Lorsque nous examinons la question du soi et de l’identité dans la pratique spirituelle, nous constatons qu’elle exige que nous comprenions deux dimensions distinctes de non-soi et de vrai soi.
Lorsque le Bouddha s’est confronté à la question de l’identité la nuit de son illumination, il est arrivé à la découverte radicale que nous n’existons pas en tant qu’êtres séparés. Il a vu dans la tendance humaine à s’identifier à un sens limité de l’existence. Il a ensuite découvert que cette croyance en un petit moi individuel est une illusion fondamentale. Elle est source de souffrance et nous prive de la liberté et du mystère de la vie. Il a décrit cela comme l’apparition interdépendante, le processus cyclique de la conscience qui crée l’identité en entrant dans la forme, en répondant au contact des sens, puis en s’attachant à certaines formes, sentiments, désirs, images et actions pour créer un sentiment de soi.
Qui a créé le soi ?
Dans son enseignement, le Bouddha n’a jamais parlé des humains comme de personnes existant de manière fixe ou statique. Il nous décrivait plutôt comme un ensemble de cinq processus changeants : les processus du corps physique, des sentiments, des perceptions, des réponses et du flux de conscience qui les expérimente tous. Notre sens du moi apparaît chaque fois que nous nous accrochons ou nous identifions à ces modèles. Le processus d’identification, de sélection des schémas à appeler « je », « moi », « moi-même », est subtil et généralement caché à notre conscience. Nous pouvons nous identifier à notre corps, à nos sentiments ou à nos pensées ; nous pouvons nous identifier à des images, des schémas, des rôles et des archétypes.
Ainsi, dans notre culture, nous pourrions fixer et nous identifier au rôle de femme ou d’homme, de parent ou d’enfant. Nous pourrions prendre notre histoire familiale, notre génétique et notre hérédité pour ce que nous sommes. Parfois, nous nous identifions à nos désirs : sexuels, esthétiques ou spirituels. De la même manière, nous pouvons nous concentrer sur notre intellect ou prendre notre signe astrologique comme identité.

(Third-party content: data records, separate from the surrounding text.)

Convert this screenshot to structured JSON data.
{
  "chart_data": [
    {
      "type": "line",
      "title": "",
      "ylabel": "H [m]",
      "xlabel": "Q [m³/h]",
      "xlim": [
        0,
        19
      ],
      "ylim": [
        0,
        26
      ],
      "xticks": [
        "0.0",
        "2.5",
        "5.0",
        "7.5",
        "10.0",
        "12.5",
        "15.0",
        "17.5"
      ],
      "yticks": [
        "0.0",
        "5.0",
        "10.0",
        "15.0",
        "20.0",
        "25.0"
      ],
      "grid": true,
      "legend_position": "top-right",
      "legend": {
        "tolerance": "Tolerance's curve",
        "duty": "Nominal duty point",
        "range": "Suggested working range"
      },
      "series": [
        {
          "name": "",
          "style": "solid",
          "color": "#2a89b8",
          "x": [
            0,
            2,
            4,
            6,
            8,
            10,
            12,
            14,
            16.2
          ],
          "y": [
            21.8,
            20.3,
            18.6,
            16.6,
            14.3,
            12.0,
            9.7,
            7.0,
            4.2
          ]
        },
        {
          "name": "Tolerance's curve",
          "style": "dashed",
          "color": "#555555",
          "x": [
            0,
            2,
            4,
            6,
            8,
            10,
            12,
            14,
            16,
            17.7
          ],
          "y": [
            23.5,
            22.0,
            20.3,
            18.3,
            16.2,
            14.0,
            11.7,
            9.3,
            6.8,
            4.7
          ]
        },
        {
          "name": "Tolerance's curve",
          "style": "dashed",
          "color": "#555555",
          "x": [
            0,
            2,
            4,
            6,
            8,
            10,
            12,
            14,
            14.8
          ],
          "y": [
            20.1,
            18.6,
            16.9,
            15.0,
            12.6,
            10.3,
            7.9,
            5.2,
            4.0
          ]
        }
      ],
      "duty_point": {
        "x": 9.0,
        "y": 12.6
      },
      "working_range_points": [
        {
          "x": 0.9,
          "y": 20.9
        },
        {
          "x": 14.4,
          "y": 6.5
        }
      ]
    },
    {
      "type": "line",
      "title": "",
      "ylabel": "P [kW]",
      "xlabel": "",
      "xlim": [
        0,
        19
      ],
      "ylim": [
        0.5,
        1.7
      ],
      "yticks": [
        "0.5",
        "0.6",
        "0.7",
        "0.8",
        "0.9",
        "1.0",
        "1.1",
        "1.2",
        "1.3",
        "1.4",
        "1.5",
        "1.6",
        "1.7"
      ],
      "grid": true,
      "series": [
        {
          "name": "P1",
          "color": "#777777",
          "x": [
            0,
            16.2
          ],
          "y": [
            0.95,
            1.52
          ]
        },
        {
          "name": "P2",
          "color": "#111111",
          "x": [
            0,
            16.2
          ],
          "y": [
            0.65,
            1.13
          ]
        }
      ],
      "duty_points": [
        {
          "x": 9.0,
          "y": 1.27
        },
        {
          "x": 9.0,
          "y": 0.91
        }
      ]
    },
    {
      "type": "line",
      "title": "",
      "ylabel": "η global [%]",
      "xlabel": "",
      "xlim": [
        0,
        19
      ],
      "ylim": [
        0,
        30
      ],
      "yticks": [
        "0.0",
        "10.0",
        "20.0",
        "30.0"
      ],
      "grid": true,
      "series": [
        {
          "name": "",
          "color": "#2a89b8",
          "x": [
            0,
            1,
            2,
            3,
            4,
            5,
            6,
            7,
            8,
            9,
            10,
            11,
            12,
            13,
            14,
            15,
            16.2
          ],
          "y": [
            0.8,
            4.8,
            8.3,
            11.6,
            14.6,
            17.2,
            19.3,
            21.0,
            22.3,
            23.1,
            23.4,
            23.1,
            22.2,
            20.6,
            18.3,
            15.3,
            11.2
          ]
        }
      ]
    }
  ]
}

Nous pouvons choisir l’archétype du héros, de l’amant, de la mère, du bon à rien, de l’aventurier, du clown ou du voleur comme identité et vivre une année ou une vie entière en fonction de cela. Dans la mesure où nous saisissons ces fausses identités, nous devons continuellement nous protéger et nous défendre, nous efforcer de combler ce qui est limité ou déficient en elles, craindre leur perte.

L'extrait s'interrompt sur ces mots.